Começo por te lembrar - oh empedernido stalinista! -, que foi por teu intermédio que estabeleci contacto com alguns dos mais aborríveis (mas quand même profícuos) conceitos de amplas alianças frentistas. Lembra-te ainda que, segundo estridentemente berravas na altura, sempre que parecessem justas as causas ditas democráticas e nacionais (e mesmo as pessoais, como frequentemente me lembravas em surdina) tudo, mas absolutamente tudo, se podia e devia misturar: proletários, burgueses, aristocratas, camponeses, intelectuais, analfabetos, mukeristas, desempregados, stockbrokers e o lumpen, incluindo diletantes.
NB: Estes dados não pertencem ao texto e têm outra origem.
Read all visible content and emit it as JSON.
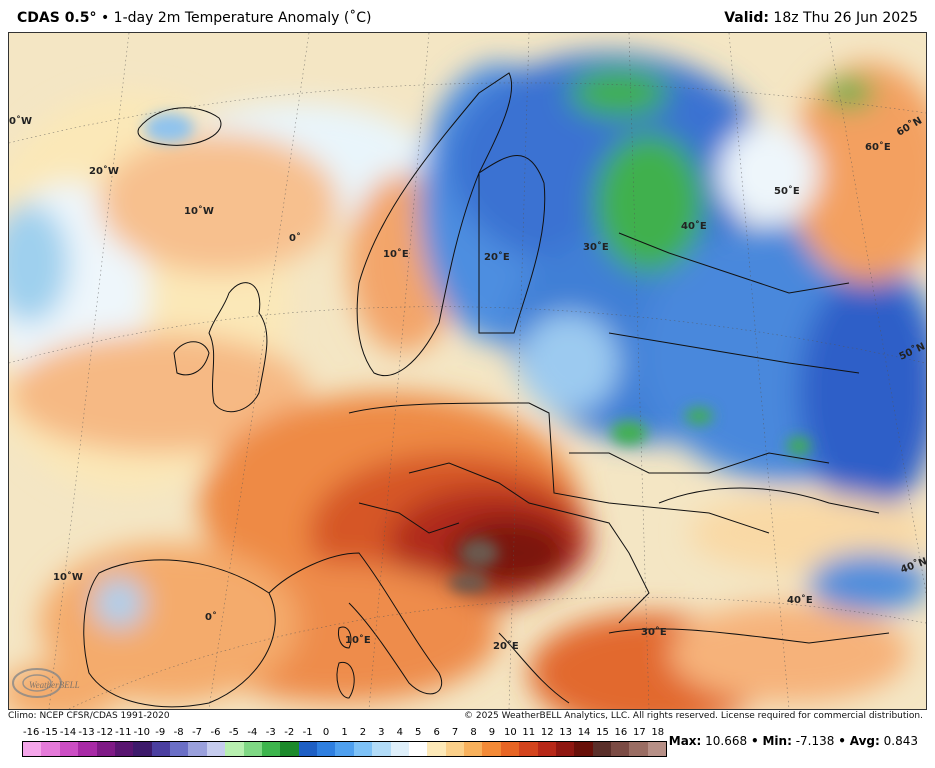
{
  "header": {
    "model": "CDAS 0.5",
    "degree": "°",
    "bullet": "•",
    "title": "1-day 2m Temperature Anomaly (˚C)",
    "valid_label": "Valid:",
    "valid_value": "18z Thu 26 Jun 2025"
  },
  "map": {
    "gridlabels": [
      {
        "text": "0˚W"
      },
      {
        "text": "20˚W"
      },
      {
        "text": "10˚W"
      },
      {
        "text": "0˚"
      },
      {
        "text": "10˚E"
      },
      {
        "text": "20˚E"
      },
      {
        "text": "30˚E"
      },
      {
        "text": "40˚E"
      },
      {
        "text": "50˚E"
      },
      {
        "text": "60˚E"
      },
      {
        "text": "60˚N"
      },
      {
        "text": "50˚N"
      },
      {
        "text": "40˚N"
      },
      {
        "text": "40˚E"
      },
      {
        "text": "10˚W"
      },
      {
        "text": "0˚"
      },
      {
        "text": "10˚E"
      },
      {
        "text": "20˚E"
      },
      {
        "text": "30˚E"
      }
    ],
    "logo_text": "WeatherBELL",
    "colors": {
      "ocean": "#f6e9c8",
      "warm_light": "#f9c38a",
      "warm_mid": "#f19a55",
      "warm_strong": "#d8562a",
      "warm_hot": "#a8281b",
      "warm_extreme": "#6b1510",
      "cool_light": "#cfe9f5",
      "cool_mid": "#7fb6e8",
      "cool_blue": "#3f7fd6",
      "cool_deep": "#2a5bc4",
      "green": "#39a84a"
    }
  },
  "footer": {
    "climo": "Climo: NCEP CFSR/CDAS 1991-2020",
    "copyright": "© 2025 WeatherBELL Analytics, LLC. All rights reserved. License required for commercial distribution."
  },
  "colorbar": {
    "labels": [
      "-16",
      "-15",
      "-14",
      "-13",
      "-12",
      "-11",
      "-10",
      "-9",
      "-8",
      "-7",
      "-6",
      "-5",
      "-4",
      "-3",
      "-2",
      "-1",
      "0",
      "1",
      "2",
      "3",
      "4",
      "5",
      "6",
      "7",
      "8",
      "9",
      "10",
      "11",
      "12",
      "13",
      "14",
      "15",
      "16",
      "17",
      "18"
    ],
    "colors": [
      "#f5a6ea",
      "#e57ad9",
      "#cc4ec4",
      "#a82aa6",
      "#7f1a86",
      "#591570",
      "#3d1a6b",
      "#4b3fa0",
      "#6b6fc6",
      "#9aa0dc",
      "#c6ccee",
      "#b8f0b0",
      "#7fd884",
      "#3db54d",
      "#1c8a2b",
      "#1e5fc4",
      "#2f7fe0",
      "#4fa0ef",
      "#7ec2f7",
      "#b2dcf8",
      "#dff0fb",
      "#ffffff",
      "#fde9b8",
      "#fbd08a",
      "#f8b15c",
      "#f38a37",
      "#e76524",
      "#d3441d",
      "#b72818",
      "#8f1711",
      "#681009",
      "#5a2f2a",
      "#7b4b44",
      "#9a6d63",
      "#b79087"
    ]
  },
  "stats": {
    "max_label": "Max:",
    "max_value": "10.668",
    "min_label": "Min:",
    "min_value": "-7.138",
    "avg_label": "Avg:",
    "avg_value": "0.843",
    "sep": "•"
  }
}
Aliás, bem vistas as coisas, mais não fiz do que seguir a fábula deng-xiaopinguiana do gato e do rato – uma alegoria que sempre te encheu a boca.

 

Não percebo portanto o teu pudor quando criticas o meu entrismo nesta ampla aliança frentista na qual, por diferentíssimas razões, coabitam capitalistas de Estado e Corporações, lobbistas do aço do red tape e do investment banking, regulocratas de matizes várias, e geo-diletantes que, como eu, se mostram inquietos com a progressiva desatenção afro-índica da BHP Billiton sob a batuta afrikanner do seu novíssimo CEO.

 

Permite-me ainda que acrescente um bocadito mais de mayonnaise à empada que vais ter que lamber. É que, se reparares bem, além de se ter travado um polvo monopolista, no processo recolheram-se outros bónus:

 

#1 – uma vez mais se provou que, mais frequentemente do que o desejável, a governação dos poderosos titãs metal-mineiros tende a interpretar mal vários riscos antropogénicos (escorando-se ainda pior contra eles) - em particular sempre que as suas lideranças são afectadas, ou por miopia (como agora no caso dos erros de leitura que a BHP Billiton fez quanto às regulações EU, China e mesmo Japão, por exemplo), ou por alucinações de wishful thinking quando se decidem a manipular mercados estratégicos; uma fase em que, tipicamente, eles passam a confundir desenvolvimento global com a sinergia dos seus dividendos. Aliás, sobre este assunto, basta lembrar o paraíso das previsões que ainda ontem eles vendiam ao Mercado, e a ressaca que hoje os atravessa. Lembra-te ainda que tudo isto são gajos que passam a vida a dar-nos lições de excelência e eficácia corporativa, incluindo na gestão de riscos.

 

#2 – por outro lado, e quando em menos de 3 meses um negócio que eles diziam valer USD 350 biliões passou a valer 66, há uma conclusão que, até tu, és obrigado a tirar: os gajos têm nos bolsos corporativos muito excedente monetário socialmente-mal-dividido. O que, entre outras coisas, tende a embebedá-los com tentações que nos custam milhões (lembra-te que, além de uma equipa de 43 executivos internos, só em fees a BHP B desperdiçou externamente mais de USD 350 milhões). Repara também que, mesmo apesar do actual mega-estoiro de tantos valores virtuais, só a BHP Billiton e a Rio Tinto terão, em 2008, lucros várias vezes múltiplos do nosso PIB p.e. - tudo somado, qualquer coisa como USD 20 biliões. O que não é nada mau se tiveres em conta que, mesmo neste cenário de preços, nenhuma destas mega-corporações está hoje a comerciar produtos abaixo dos seus custos marginais de produção.

 

E se a isto tudo somares o facto de eu precisar de refrescar o baralho de cartas do Titanopólio, não me parece destoado despedir-me citando o serendipitoso Albanese (curiosamente também ele um recente CEO Rio Tinto) que, após ter perdido mais de metade do valor Rio Tinto, com o ar mais natural do globo caracteriza a actual fase como uma “Pausa para (ele e nós) Respirarmos” – e muito fundo sugiro eu… em particular no que no diz respeito ao DNA da especulação bolsista e ao opaco preçário das commodities.

 

inté

 

josé lopes

 

Dezembro 5, 2008

 

ps 1 – quanto à Chinalco ficamos assim: não só eles, como braço estatal da China, perderam mais de 8 biliões USD desde que em Fevereiro 2008 compraram 12% das acções Rio Tinto em Londres, como também apanharam um grande susto quando iam ficando sem elas.

 

ps 2 – entretanto, acho que deves ir preparando alguns trocos porque, aí por Janeiro 2009, talvez seja altura de comprares umas acçõezitas na BHP Billiton.